The Full Suburban: The greatest Christmas gifts keep on giving many years later

Julia Ditto, second from right, and her family in a portrait less than one year before her father died.  (Courtesy)
By Julia Ditto For The Spokesman-Review

The Christmas of 1993 was one I was dreading. Two years before, my father had died from brain cancer at the young age of 44, leaving my mom, two brothers and me totally devastated. The first Christmas after he died, we flew to my grandmother’s house in Southern California so we wouldn’t have to face the holidays alone.

The next year, and for much the same reason, we went on a cruise with our extended family, spending Christmas Day on a beach in Mexico. But by the third year – 1993 – we were staring down our first real Christmas at home without our dad, and all of us were bracing for it to be difficult.

What’s more, my brothers and I – all of us just teenagers – weren’t quite sure what to get our mom for Christmas. Our dad had always been the one to spoil her with presents, and as kids, our resources were limited. But the thought of her having nothing special to open on Christmas morning was unthinkable.

One night, my older brother, Jonathan, came to my little brother Steven and me with an idea. “I think we should make a slideshow for Mom with pictures of Dad,” he said. “I can set up the camcorder on a tripod in the basement, and I’ll record each picture for a few seconds and then set it to music. She’ll totally love it. What do you think?”

I was not on board. It seemed like the kind of project that would take forever to do and end up not working in the end (I can see why sisters like me get a bad rap sometimes). But Jonathan forged ahead. He spent hours in the basement finding and recording pictures of our dad through the years.

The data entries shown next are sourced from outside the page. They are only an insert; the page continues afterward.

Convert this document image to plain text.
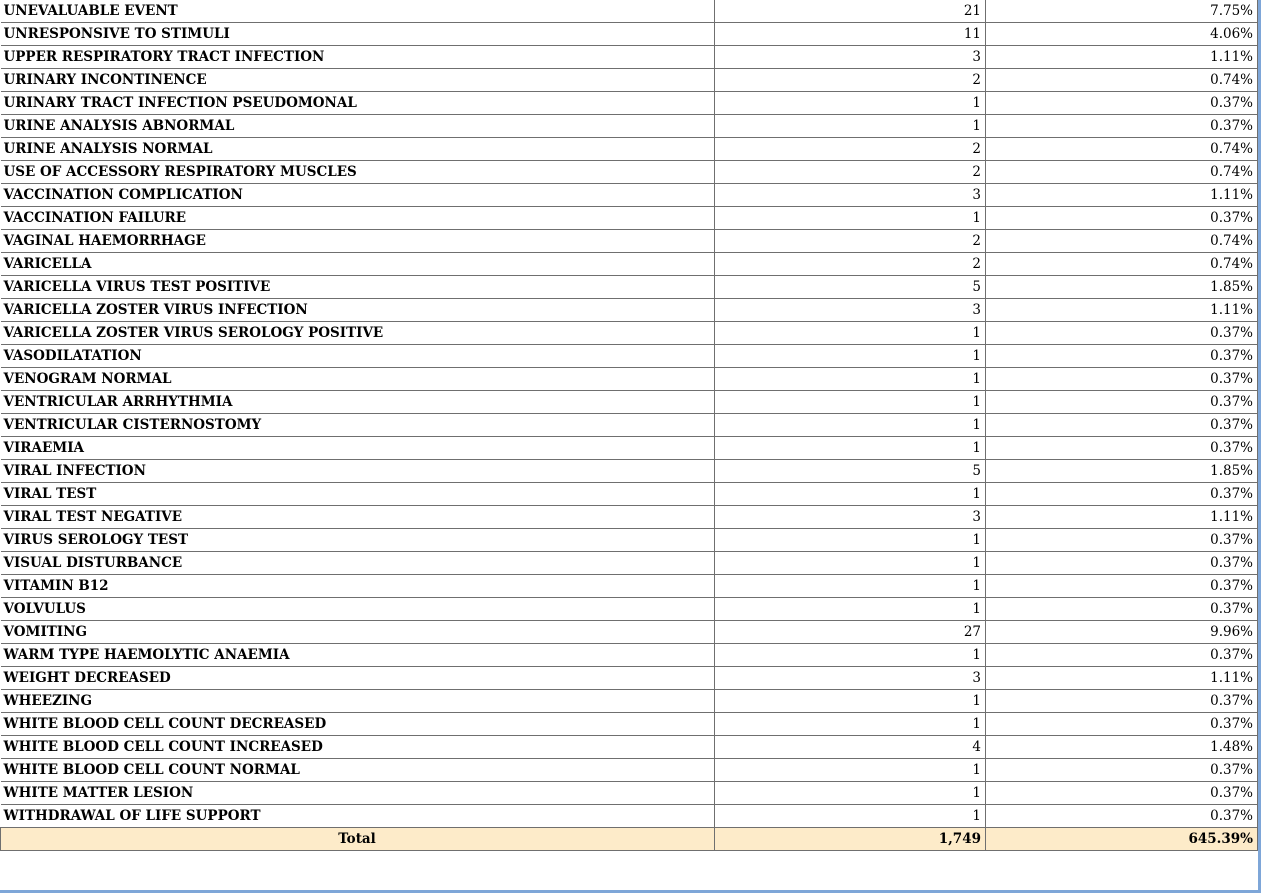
UNEVALUABLE EVENT	21	7.75%
UNRESPONSIVE TO STIMULI	11	4.06%
UPPER RESPIRATORY TRACT INFECTION	3	1.11%
URINARY INCONTINENCE	2	0.74%
URINARY TRACT INFECTION PSEUDOMONAL	1	0.37%
URINE ANALYSIS ABNORMAL	1	0.37%
URINE ANALYSIS NORMAL	2	0.74%
USE OF ACCESSORY RESPIRATORY MUSCLES	2	0.74%
VACCINATION COMPLICATION	3	1.11%
VACCINATION FAILURE	1	0.37%
VAGINAL HAEMORRHAGE	2	0.74%
VARICELLA	2	0.74%
VARICELLA VIRUS TEST POSITIVE	5	1.85%
VARICELLA ZOSTER VIRUS INFECTION	3	1.11%
VARICELLA ZOSTER VIRUS SEROLOGY POSITIVE	1	0.37%
VASODILATATION	1	0.37%
VENOGRAM NORMAL	1	0.37%
VENTRICULAR ARRHYTHMIA	1	0.37%
VENTRICULAR CISTERNOSTOMY	1	0.37%
VIRAEMIA	1	0.37%
VIRAL INFECTION	5	1.85%
VIRAL TEST	1	0.37%
VIRAL TEST NEGATIVE	3	1.11%
VIRUS SEROLOGY TEST	1	0.37%
VISUAL DISTURBANCE	1	0.37%
VITAMIN B12	1	0.37%
VOLVULUS	1	0.37%
VOMITING	27	9.96%
WARM TYPE HAEMOLYTIC ANAEMIA	1	0.37%
WEIGHT DECREASED	3	1.11%
WHEEZING	1	0.37%
WHITE BLOOD CELL COUNT DECREASED	1	0.37%
WHITE BLOOD CELL COUNT INCREASED	4	1.48%
WHITE BLOOD CELL COUNT NORMAL	1	0.37%
WHITE MATTER LESION	1	0.37%
WITHDRAWAL OF LIFE SUPPORT	1	0.37%
Total	1,749	645.39%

It was a very low-tech process, one that is unfathomable to younger minds today, but it worked. When he was finished filming the pictures, he set the whole slide show to Harry Connick Jr.’s “When My Heart Finds Christmas.” He showed Steven and me a preview on Christmas Eve.

“Mom’s going to love it,” I said. The next morning, we got up early and opened presents, Mom beaming as we unwrapped each one. And then it was her turn. “Sit down on the couch,” we instructed her as Jonathan loaded the tape into the VCR. The first notes of the song pinged from the speakers, and a picture of our smiling dad came onto the screen.

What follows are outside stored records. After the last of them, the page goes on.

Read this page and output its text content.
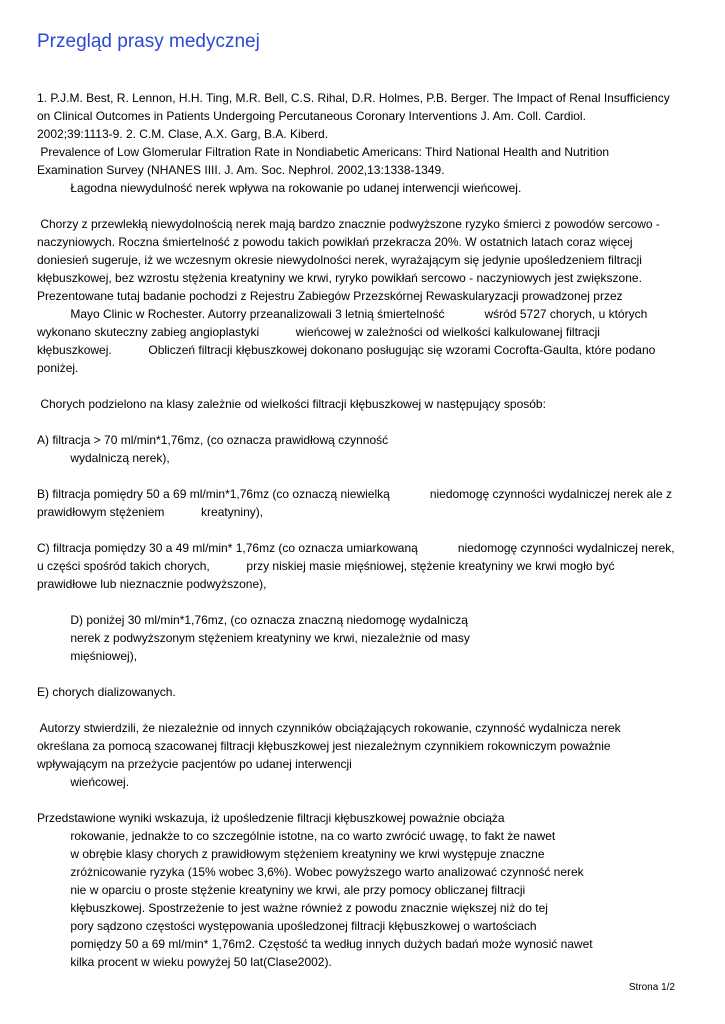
Przegląd prasy medycznej
1. P.J.M. Best, R. Lennon, H.H. Ting, M.R. Bell, C.S. Rihal, D.R. Holmes, P.B. Berger. The Impact of Renal Insufficiency
on Clinical Outcomes in Patients Undergoing Percutaneous Coronary Interventions J. Am. Coll. Cardiol.
2002;39:1113-9. 2. C.M. Clase, A.X. Garg, B.A. Kiberd.
Prevalence of Low Glomerular Filtration Rate in Nondiabetic Americans: Third National Health and Nutrition
Examination Survey (NHANES IIII. J. Am. Soc. Nephrol. 2002,13:1338-1349.
Łagodna niewydulność nerek wpływa na rokowanie po udanej interwencji wieńcowej.
Chorzy z przewlekłą niewydolnością nerek mają bardzo znacznie podwyższone ryzyko śmierci z powodów sercowo -
naczyniowych. Roczna śmiertelność z powodu takich powikłań przekracza 20%. W ostatnich latach coraz więcej
doniesień sugeruje, iż we wczesnym okresie niewydolności nerek, wyrażającym się jedynie upośledzeniem filtracji
kłębuszkowej, bez wzrostu stężenia kreatyniny we krwi, ryryko powikłań sercowo - naczyniowych jest zwiększone.
Prezentowane tutaj badanie pochodzi z Rejestru Zabiegów Przezskórnej Rewaskularyzacji prowadzonej przez
Mayo Clinic w Rochester. Autorry przeanalizowali 3 letnią śmiertelność            wśród 5727 chorych, u których
wykonano skuteczny zabieg angioplastyki           wieńcowej w zależności od wielkości kalkulowanej filtracji
kłębuszkowej.           Obliczeń filtracji kłębuszkowej dokonano posługując się wzorami Cocrofta-Gaulta, które podano
poniżej.
Chorych podzielono na klasy zależnie od wielkości filtracji kłębuszkowej w następujący sposób:
A) filtracja > 70 ml/min*1,76mz, (co oznacza prawidłową czynność
wydalniczą nerek),
B) filtracja pomiędry 50 a 69 ml/min*1,76mz (co oznaczą niewielką            niedomogę czynności wydalniczej nerek ale z
prawidłowym stężeniem           kreatyniny),
C) filtracja pomiędzy 30 a 49 ml/min* 1,76mz (co oznacza umiarkowaną            niedomogę czynności wydalniczej nerek,
u części spośród takich chorych,           przy niskiej masie mięśniowej, stężenie kreatyniny we krwi mogło być
prawidłowe lub nieznacznie podwyższone),
D) poniżej 30 ml/min*1,76mz, (co oznacza znaczną niedomogę wydalniczą
nerek z podwyższonym stężeniem kreatyniny we krwi, niezależnie od masy
mięśniowej),
E) chorych dializowanych.
Autorzy stwierdzili, że niezależnie od innych czynników obciążających rokowanie, czynność wydalnicza nerek
określana za pomocą szacowanej filtracji kłębuszkowej jest niezależnym czynnikiem rokowniczym poważnie
wpływającym na przeżycie pacjentów po udanej interwencji
wieńcowej.
Przedstawione wyniki wskazuja, iż upośledzenie filtracji kłębuszkowej poważnie obciąża
rokowanie, jednakże to co szczególnie istotne, na co warto zwrócić uwagę, to fakt że nawet
w obrębie klasy chorych z prawidłowym stężeniem kreatyniny we krwi występuje znaczne
zróżnicowanie ryzyka (15% wobec 3,6%). Wobec powyższego warto analizować czynność nerek
nie w oparciu o proste stężenie kreatyniny we krwi, ale przy pomocy obliczanej filtracji
kłębuszkowej. Spostrzeżenie to jest ważne również z powodu znacznie większej niż do tej
pory sądzono częstości występowania upośledzonej filtracji kłębuszkowej o wartościach
pomiędzy 50 a 69 ml/min* 1,76m2. Częstość ta według innych dużych badań może wynosić nawet
kilka procent w wieku powyżej 50 lat(Clase2002).
Strona 1/2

“Oh, kids,” mom said, tears already in her eyes. We huddled there on the couch and watched the slideshow, a little brokenhearted family remembering their dad, wishing for what might have been and hoping for what still could be in a life beyond this one. It hurt terribly. We wept, every single one of us.

When the slideshow ended, my mom told us it was the greatest Christmas gift she’d ever received. This year, we’re all facing a holiday season unlike any other filled with uncertainty, maybe mourning and possibly a little fear.

I’m reminded of the words of the Christmas carol “I Heard the Bells on Christmas Day,” written by Henry Wadsworth Longfellow on Christmas Day in 1863, when the country was in the midst of the Civil War, and he was mourning his own indescribable losses:

And in despair I bowed my head;

“There is no peace on Earth,” I said;

“For hate is strong,

And mocks the song

Of peace on Earth, goodwill to men!”

Then pealed the bells more loud and deep:

“God is not dead, nor doth He sleep;

The Wrong shall fail,

The Right prevail,

With peace on earth, goodwill to men.”

Christmas of 1993 was difficult for my family, but it has become a sacred memory to us, holy in a way that an ordinary Christmas could never be. Like Longfellow, I believe “God is not dead, nor doth He sleep.” Our pains are not ours alone; our suffering does not go unaided. As the Psalmist said, “Weeping may endure for a night, but joy cometh in the morning” (Psalms 30:5).